Sunday, February 14, 2010

The Shivaratri Festival at Pashupatinath











The Shivaratri is the most important religious event in Nepal. It takes place in the moonless night of lunar calendar month of Phalgun, in February or March according to western calendar. The Pashupathinath Hindu main temple in Kathmandu is the venue for a mela – religious festival – that draw thousands of worshippers not only from Nepal, but from India and Bangladesh as well. It is a celebration of Lord Shiva, and the legend says that on this night, Lord Shiva performed the cosmic dance of creation and destruction.

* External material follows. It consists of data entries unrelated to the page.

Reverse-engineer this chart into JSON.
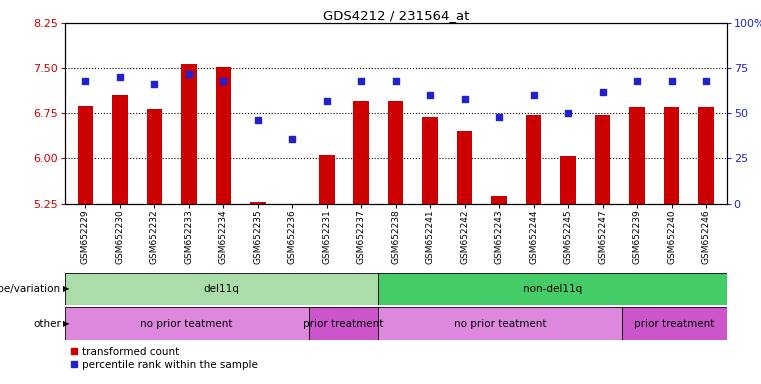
{
  "title": "GDS4212 / 231564_at",
  "samples": [
    "GSM652229",
    "GSM652230",
    "GSM652232",
    "GSM652233",
    "GSM652234",
    "GSM652235",
    "GSM652236",
    "GSM652231",
    "GSM652237",
    "GSM652238",
    "GSM652241",
    "GSM652242",
    "GSM652243",
    "GSM652244",
    "GSM652245",
    "GSM652247",
    "GSM652239",
    "GSM652240",
    "GSM652246"
  ],
  "transformed_count": [
    6.87,
    7.05,
    6.82,
    7.57,
    7.52,
    5.28,
    5.19,
    6.06,
    6.96,
    6.96,
    6.68,
    6.45,
    5.38,
    6.72,
    6.04,
    6.72,
    6.85,
    6.85,
    6.85
  ],
  "percentile_rank": [
    68,
    70,
    66,
    72,
    68,
    46,
    36,
    57,
    68,
    68,
    60,
    58,
    48,
    60,
    50,
    62,
    68,
    68,
    68
  ],
  "ylim_left": [
    5.25,
    8.25
  ],
  "ylim_right": [
    0,
    100
  ],
  "yticks_left": [
    5.25,
    6.0,
    6.75,
    7.5,
    8.25
  ],
  "yticks_right": [
    0,
    25,
    50,
    75,
    100
  ],
  "bar_color": "#cc0000",
  "dot_color": "#2222cc",
  "bar_bottom": 5.25,
  "genotype_groups": [
    {
      "label": "del11q",
      "start": 0,
      "end": 9,
      "color": "#aaddaa"
    },
    {
      "label": "non-del11q",
      "start": 9,
      "end": 19,
      "color": "#44cc66"
    }
  ],
  "other_groups": [
    {
      "label": "no prior teatment",
      "start": 0,
      "end": 7,
      "color": "#dd88dd"
    },
    {
      "label": "prior treatment",
      "start": 7,
      "end": 9,
      "color": "#cc55cc"
    },
    {
      "label": "no prior teatment",
      "start": 9,
      "end": 16,
      "color": "#dd88dd"
    },
    {
      "label": "prior treatment",
      "start": 16,
      "end": 19,
      "color": "#cc55cc"
    }
  ],
  "legend_items": [
    {
      "label": "transformed count",
      "color": "#cc0000",
      "marker": "s"
    },
    {
      "label": "percentile rank within the sample",
      "color": "#2222cc",
      "marker": "s"
    }
  ],
  "left_label_color": "#cc0000",
  "right_label_color": "#2222cc",
  "annotation_row1_label": "genotype/variation",
  "annotation_row2_label": "other"
}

The Pashupatinath main temple is our local temple, and I often go for a morning walk through the temple ground and up to the old forest, where buildings and ruins of old sanctuaries are spread under the shades of huge, old trees, bearing witness of more than a thousand years of the Hindu culture of Nepal. Walking along the holy Bagmati River, I pass the ghats with the many cremation platforms. Here, funeral pyres burn all day, to cremate the dead bodies of worshippers from all over the country. Further up the river, I come to a gorge, where several caves for hermits are dug out in the steep cliffs. Sometimes I pay a visit to a friend who teaches meditation in one of the hermitages. He often serves me milk tea with fresh milk from the cows that grass on the nearby field. I am also invited to join a fire ceremony in Suriya Ghat, a small temple on the top of one of the cliffs. Here, at a distance from the crowdy temple area, the peace of the forest reigns. Only the sound of the rushing water is heard, mixed with the birds’ song and the chatting of the monkeys up in the trees.

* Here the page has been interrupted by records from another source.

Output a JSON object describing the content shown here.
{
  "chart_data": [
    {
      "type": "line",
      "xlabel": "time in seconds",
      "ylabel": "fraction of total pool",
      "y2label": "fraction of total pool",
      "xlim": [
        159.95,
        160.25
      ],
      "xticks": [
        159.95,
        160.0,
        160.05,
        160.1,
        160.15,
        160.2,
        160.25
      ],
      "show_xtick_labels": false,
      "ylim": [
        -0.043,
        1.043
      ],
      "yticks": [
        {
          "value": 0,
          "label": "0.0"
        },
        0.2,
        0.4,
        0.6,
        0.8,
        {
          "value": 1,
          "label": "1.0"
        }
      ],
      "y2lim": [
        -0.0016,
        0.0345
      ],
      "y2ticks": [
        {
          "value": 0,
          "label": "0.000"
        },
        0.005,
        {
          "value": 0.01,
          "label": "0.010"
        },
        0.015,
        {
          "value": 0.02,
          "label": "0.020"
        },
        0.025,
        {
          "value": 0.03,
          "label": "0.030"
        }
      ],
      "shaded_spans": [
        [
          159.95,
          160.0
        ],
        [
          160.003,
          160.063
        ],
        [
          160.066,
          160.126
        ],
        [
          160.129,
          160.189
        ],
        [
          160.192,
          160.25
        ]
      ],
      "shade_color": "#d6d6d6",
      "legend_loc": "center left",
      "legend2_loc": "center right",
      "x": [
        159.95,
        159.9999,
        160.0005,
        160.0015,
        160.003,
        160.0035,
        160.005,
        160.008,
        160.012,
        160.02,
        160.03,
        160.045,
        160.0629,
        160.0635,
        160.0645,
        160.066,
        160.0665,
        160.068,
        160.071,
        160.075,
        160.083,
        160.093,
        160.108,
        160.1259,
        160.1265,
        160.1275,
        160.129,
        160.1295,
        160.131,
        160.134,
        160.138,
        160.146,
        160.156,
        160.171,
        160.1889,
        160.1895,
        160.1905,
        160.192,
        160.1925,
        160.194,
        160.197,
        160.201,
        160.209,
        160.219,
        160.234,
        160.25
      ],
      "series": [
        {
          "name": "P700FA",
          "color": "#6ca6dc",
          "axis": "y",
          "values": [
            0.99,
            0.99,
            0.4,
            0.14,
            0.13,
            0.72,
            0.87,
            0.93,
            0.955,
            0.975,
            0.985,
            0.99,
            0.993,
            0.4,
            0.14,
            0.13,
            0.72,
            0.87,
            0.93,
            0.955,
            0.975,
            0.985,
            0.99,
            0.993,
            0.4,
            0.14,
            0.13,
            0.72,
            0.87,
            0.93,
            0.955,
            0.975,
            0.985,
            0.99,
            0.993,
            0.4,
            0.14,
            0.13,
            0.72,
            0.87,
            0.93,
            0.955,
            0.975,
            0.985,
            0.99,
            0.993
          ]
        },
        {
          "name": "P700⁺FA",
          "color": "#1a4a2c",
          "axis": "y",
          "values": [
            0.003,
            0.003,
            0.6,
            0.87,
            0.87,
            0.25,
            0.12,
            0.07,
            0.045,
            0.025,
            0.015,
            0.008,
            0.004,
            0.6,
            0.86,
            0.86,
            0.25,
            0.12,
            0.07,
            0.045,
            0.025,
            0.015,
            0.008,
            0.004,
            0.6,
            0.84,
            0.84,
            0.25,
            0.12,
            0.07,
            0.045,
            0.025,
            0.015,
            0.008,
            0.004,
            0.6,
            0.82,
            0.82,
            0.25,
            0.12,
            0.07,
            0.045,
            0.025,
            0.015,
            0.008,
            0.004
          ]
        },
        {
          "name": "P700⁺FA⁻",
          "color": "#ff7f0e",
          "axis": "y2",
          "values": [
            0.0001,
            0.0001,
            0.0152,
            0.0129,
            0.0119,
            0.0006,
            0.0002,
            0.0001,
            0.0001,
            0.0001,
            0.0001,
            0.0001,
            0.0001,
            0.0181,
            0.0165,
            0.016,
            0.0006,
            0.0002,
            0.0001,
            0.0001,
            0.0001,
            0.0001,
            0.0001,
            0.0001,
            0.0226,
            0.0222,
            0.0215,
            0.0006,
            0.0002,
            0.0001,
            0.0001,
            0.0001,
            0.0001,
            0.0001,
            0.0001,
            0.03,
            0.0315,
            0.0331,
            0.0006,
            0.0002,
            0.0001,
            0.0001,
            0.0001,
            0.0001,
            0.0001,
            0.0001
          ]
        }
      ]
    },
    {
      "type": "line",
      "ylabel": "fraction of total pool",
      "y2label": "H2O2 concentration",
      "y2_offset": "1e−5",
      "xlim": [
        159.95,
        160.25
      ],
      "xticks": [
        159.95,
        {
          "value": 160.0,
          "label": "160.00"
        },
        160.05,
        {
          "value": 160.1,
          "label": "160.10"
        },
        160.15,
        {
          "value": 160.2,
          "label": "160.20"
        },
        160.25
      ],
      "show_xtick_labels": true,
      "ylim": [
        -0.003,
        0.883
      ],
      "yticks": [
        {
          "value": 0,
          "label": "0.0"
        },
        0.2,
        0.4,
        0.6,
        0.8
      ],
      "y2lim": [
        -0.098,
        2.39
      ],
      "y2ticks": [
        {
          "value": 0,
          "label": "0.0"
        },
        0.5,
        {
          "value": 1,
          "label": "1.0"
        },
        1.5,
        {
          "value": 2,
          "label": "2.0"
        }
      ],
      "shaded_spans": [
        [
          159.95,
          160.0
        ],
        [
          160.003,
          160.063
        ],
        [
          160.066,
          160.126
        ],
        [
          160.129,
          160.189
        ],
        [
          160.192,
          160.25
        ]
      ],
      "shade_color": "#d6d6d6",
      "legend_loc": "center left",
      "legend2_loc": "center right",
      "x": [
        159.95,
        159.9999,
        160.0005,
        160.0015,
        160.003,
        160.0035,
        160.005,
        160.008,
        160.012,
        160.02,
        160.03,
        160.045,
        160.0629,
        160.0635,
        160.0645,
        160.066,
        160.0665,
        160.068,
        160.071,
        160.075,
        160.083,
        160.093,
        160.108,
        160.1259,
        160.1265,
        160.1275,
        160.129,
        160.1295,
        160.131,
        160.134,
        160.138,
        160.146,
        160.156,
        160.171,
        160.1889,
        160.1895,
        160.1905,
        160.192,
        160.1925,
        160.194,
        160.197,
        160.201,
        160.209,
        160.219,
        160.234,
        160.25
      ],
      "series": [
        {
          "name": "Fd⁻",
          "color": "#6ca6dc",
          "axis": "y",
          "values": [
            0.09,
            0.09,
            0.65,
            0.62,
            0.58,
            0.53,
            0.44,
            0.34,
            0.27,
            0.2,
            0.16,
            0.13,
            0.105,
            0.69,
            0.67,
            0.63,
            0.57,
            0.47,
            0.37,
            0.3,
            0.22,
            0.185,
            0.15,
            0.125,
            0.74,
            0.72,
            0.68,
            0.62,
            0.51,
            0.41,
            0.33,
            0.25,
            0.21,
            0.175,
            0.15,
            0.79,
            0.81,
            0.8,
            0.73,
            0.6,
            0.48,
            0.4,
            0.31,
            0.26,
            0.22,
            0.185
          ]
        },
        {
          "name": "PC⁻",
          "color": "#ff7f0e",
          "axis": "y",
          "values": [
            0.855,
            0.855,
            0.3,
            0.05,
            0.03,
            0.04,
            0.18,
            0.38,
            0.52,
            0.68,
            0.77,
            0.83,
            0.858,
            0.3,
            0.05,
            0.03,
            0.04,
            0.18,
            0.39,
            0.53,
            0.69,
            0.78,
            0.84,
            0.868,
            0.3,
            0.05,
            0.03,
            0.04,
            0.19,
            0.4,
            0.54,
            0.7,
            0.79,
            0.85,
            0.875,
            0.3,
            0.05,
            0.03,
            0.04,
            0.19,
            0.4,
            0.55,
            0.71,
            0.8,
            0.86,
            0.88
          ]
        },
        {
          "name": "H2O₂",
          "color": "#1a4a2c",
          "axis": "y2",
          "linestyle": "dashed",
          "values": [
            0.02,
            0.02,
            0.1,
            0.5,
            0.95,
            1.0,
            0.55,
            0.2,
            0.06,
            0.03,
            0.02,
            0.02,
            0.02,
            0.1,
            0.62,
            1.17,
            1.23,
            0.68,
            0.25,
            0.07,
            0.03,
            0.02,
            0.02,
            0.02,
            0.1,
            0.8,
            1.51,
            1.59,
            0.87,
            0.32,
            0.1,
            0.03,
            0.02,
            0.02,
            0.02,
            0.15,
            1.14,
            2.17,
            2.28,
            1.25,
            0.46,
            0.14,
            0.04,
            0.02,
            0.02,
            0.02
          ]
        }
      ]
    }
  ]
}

During the Shivaratri, however, sounds and songs of the festival fill the air, as the many sadhus and other worshippers dance and sing through the whole night. At dusk, the Arati fire and lights dance starts, and the garland decorated pavilions resound with the bhajans or religious songs intoned by my friends and colleges at the school: Tablas and flutes, led by a famous singer and his harmonium. The Arati is a beautiful ritual dance. Priests in theirs colorful robes perform the dance with cobra-shaped lanterns and blow theirs conch shells to invoke the presence of Jaghanmata - Divine Mother- and Lord Krishna. The attached video clip gives just a small glimpse of the scene, when hundreds of worshippers join in the praising of God: Jai Mahadeva!